This review is also published on Twitter, Amazon, Instagram and Goodreads.com

Watching what I’m reading . . .

We’re currently having lovely warm days and very cold nights, something I can live with. But we have more rain forecast next week and apparently a cold spell as well that may see me hibernating.

The Eastern Bay of Plenty region of the North Island of New Zealand has been hit by a swarm of earthquakes over the past 36 hours. To all my bookish friends in that region, my thoughts are with you and I hope you are all safe.

I am currently reading A Gentle Murderer by Dorothy Salisbury Davis, set in the 1950s. It took me a wee bit to settle into, but now I’m enjoying it immensely.
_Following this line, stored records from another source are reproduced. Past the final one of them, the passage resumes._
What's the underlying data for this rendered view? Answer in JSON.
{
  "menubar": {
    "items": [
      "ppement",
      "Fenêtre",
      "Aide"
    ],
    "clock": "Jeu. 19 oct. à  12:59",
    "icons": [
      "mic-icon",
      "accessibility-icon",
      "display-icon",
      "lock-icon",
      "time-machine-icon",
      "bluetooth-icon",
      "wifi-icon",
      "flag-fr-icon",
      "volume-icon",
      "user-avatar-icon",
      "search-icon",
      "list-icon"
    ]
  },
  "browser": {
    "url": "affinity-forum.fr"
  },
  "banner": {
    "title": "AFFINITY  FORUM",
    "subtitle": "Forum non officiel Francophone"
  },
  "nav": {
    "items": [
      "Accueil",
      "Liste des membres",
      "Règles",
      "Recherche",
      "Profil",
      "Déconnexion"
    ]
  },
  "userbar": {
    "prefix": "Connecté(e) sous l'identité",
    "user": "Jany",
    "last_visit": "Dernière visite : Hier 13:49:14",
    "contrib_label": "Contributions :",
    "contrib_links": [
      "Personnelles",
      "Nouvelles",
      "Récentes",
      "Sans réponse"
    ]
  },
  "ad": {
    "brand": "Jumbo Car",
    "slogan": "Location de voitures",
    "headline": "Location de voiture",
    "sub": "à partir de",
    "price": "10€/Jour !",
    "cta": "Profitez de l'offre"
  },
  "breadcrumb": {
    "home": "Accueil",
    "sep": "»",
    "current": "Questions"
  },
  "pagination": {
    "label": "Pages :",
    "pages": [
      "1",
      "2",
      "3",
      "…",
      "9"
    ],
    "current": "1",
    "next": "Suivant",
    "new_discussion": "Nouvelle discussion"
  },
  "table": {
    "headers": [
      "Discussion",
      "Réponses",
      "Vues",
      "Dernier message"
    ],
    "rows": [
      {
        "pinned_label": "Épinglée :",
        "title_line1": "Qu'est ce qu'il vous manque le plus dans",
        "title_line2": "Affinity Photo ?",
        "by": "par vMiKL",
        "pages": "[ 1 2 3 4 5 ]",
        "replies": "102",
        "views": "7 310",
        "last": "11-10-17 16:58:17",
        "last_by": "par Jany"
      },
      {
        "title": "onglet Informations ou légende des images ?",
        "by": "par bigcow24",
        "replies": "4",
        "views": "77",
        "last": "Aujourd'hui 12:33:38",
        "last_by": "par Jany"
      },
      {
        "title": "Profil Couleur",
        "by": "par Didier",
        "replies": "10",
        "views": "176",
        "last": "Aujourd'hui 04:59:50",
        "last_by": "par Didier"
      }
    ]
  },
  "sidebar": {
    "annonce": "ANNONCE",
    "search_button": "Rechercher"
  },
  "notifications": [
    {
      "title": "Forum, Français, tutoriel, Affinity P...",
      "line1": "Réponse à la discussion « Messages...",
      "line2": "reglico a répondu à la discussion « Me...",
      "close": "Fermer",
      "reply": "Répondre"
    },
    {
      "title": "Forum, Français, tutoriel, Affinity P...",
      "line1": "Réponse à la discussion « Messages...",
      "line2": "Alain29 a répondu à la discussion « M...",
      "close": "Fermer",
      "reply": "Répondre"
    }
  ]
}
It’s not quite a murder-mystery as we meet the murderer making confession early in the book, but it’s the police and the Priest to whom he confessed trying to ascertain just who he is, and then trying to find him, that provides the entertainment.

I am also reading #1 in a New Zealand crime/detective series by Vanda Symon, Overkill. I read the 5th in the series last week and loved it so much that I decided to begin at the beginning. Loving it. At this point it’s looking like another 5 star read.

Book 1 in the PC Sam Shephard series. Action-packed, tension-filled and atmospheric police procedural set in rural New Zealand.

When the body of a young mother is found washed up on the banks of the Mataura River, a small rural community is rocked by her tragic suicide. But all is not what it seems. Sam Shephard, sole-charge police constable in Mataura, soon discovers the death was no suicide and has to face the realisation that there is a killer in town. To complicate the situation, the murdered woman was the wife of her former lover. When Sam finds herself on the list of suspects and suspended from duty, she must cast said her personal feelings and take matters into her own hands. To find the murderer… and clear her name. A taut, atmospheric and pageturning thriller, Overkill marks the start of an unputdownable and unforgettable series from one of New Zealand s finest crime writers.

I am listening to The House at Riverton by Kate Morton, narrated by Emilia Fox. This was originally published as The Shifting Fog.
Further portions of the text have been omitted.